Muitos acreditam que seus problmas são apenas seus e que nada afetam a vida de seu semelhante, e reverberam sem nada entender que exercem o seu livre arbítrio.
O devorador chega de mansinho através de seus emissários, já escravos da depêndencia e da euforia da falsa liberdade. Aliciam novos componentes quando os percebem perdidos pela estrada e com o moral em baixa.
A partir da cooptação de novos integrantes da massa depressiva ele entra em cena e passa a adquirir controle sobre os noviços do seu não declarado culto.
O devorador alimenta-se através dos umbigos, sugando a energia vital de todo ser humano que caia em suas mãos. A apatia destes aumenta a cada dia na mesma proporção em que os desejos ligados à sua pseudo-liberdade ganha cada vez mais espaço, até que parecem condenados a um caminho sem volta, reféns do sentimento de inadequação ao mundo "normal"
O devorador parece onipresente, alimentado-se desses medos, receios e euforias que vão se incrustando a cada dia na sociedade moderna.
O único antídoto eficaz para livrar a vítima do devorador é a luz interior que ainda possa existir e subesistir dentro de cada um.
O terror se espalha, os zumbis se alastram pela noite e pelo dia, invadindo vidas e contaminando outros ao seu redor qual um virús que se transmita pelo ar.
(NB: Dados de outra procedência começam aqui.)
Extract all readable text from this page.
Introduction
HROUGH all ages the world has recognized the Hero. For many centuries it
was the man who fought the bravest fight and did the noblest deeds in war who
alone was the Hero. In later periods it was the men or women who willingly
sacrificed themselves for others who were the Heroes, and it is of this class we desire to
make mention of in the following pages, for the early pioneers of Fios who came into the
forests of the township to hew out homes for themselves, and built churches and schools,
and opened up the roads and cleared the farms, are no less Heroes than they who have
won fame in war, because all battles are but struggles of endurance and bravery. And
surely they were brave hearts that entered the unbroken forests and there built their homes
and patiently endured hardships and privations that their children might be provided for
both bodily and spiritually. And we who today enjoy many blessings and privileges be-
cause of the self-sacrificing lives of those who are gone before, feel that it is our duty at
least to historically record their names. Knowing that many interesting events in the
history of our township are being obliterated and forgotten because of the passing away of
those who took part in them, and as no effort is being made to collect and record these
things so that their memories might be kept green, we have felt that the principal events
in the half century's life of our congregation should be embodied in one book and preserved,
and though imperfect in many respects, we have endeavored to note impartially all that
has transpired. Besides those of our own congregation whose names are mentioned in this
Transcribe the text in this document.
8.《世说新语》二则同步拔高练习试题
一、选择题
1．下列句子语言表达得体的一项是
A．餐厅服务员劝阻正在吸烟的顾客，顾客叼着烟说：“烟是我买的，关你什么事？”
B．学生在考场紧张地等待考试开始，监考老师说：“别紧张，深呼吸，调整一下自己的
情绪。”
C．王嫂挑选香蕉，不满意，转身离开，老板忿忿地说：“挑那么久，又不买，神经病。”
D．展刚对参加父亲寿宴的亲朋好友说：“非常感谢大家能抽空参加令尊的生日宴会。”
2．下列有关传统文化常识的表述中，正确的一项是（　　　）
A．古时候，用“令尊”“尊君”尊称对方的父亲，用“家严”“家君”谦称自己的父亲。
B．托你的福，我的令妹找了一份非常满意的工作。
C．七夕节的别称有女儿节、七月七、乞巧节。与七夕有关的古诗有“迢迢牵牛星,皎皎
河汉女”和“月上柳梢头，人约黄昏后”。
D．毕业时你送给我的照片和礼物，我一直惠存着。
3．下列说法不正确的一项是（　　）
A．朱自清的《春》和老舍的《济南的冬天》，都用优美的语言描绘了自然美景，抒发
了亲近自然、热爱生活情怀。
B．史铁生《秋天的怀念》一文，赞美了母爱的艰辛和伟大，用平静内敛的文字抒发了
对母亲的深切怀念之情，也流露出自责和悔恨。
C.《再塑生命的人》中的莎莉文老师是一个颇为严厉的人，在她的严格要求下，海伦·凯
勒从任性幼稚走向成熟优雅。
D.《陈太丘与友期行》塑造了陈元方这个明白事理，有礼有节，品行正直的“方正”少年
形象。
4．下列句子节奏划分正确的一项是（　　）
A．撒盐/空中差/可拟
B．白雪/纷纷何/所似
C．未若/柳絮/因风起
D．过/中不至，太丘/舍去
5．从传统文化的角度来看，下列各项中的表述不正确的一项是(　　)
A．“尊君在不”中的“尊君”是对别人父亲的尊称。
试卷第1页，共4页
Tudo passa a parecer permitido e tolerável, não se percebem os limites de suas ações, qual nos filmes de teror devoram cérebros para manter-se vivos, embora não o façam de modo literal. Os novos zumbis devoram e são devorados de forma energética, não caminham trôpegos, pelo contrário, muitos deles andam bem vestidos, frequentam baladas e fazem do sexo o caminho de entrada para incubus e sucubos desprendendo as energias que são avidamente sugadas pelo devorador de almas que aguarda ansioso pelo próximo banquete.
A cada dia que passa, os miseráveis escravos do devorador buscam mais e mais oportunidades para tentar prencher o vazio que trazem na alma e, a cada nova investida, vão se tornando cada vez mais
dependentes de suas pseudo-conquistas ao mesmo tempo em que a euforia vai se esvaindo cada vez mais rapidamente tal e qual um usuário de drogas que precisa de cada vez mais doses para sentir o prazer inicial que lhe provocou a primeira experiência.
A sensação de serem conquistadores ou donos de seu próprio mundo vai se dissipando cada vez mais rapidamente pois , a cada vez que o devorador de almas se alimenta através deles, aumenta a ausência de luz dentro de cada indivíduo.
O Devorador de Almas campeia por entre as cidades, olha para ti e espera a próxima refeição.
O horror dos filmes não é nada comparado com o horror de nossa realidade cotidiana, assim como os protagonistas e coadjuvantes de tais filmes, nós mesmos criamos as nossas próprias armadilhas facilitando a ação do monstro.
O devorador de alma está desde sempre num "cinema" perto de você.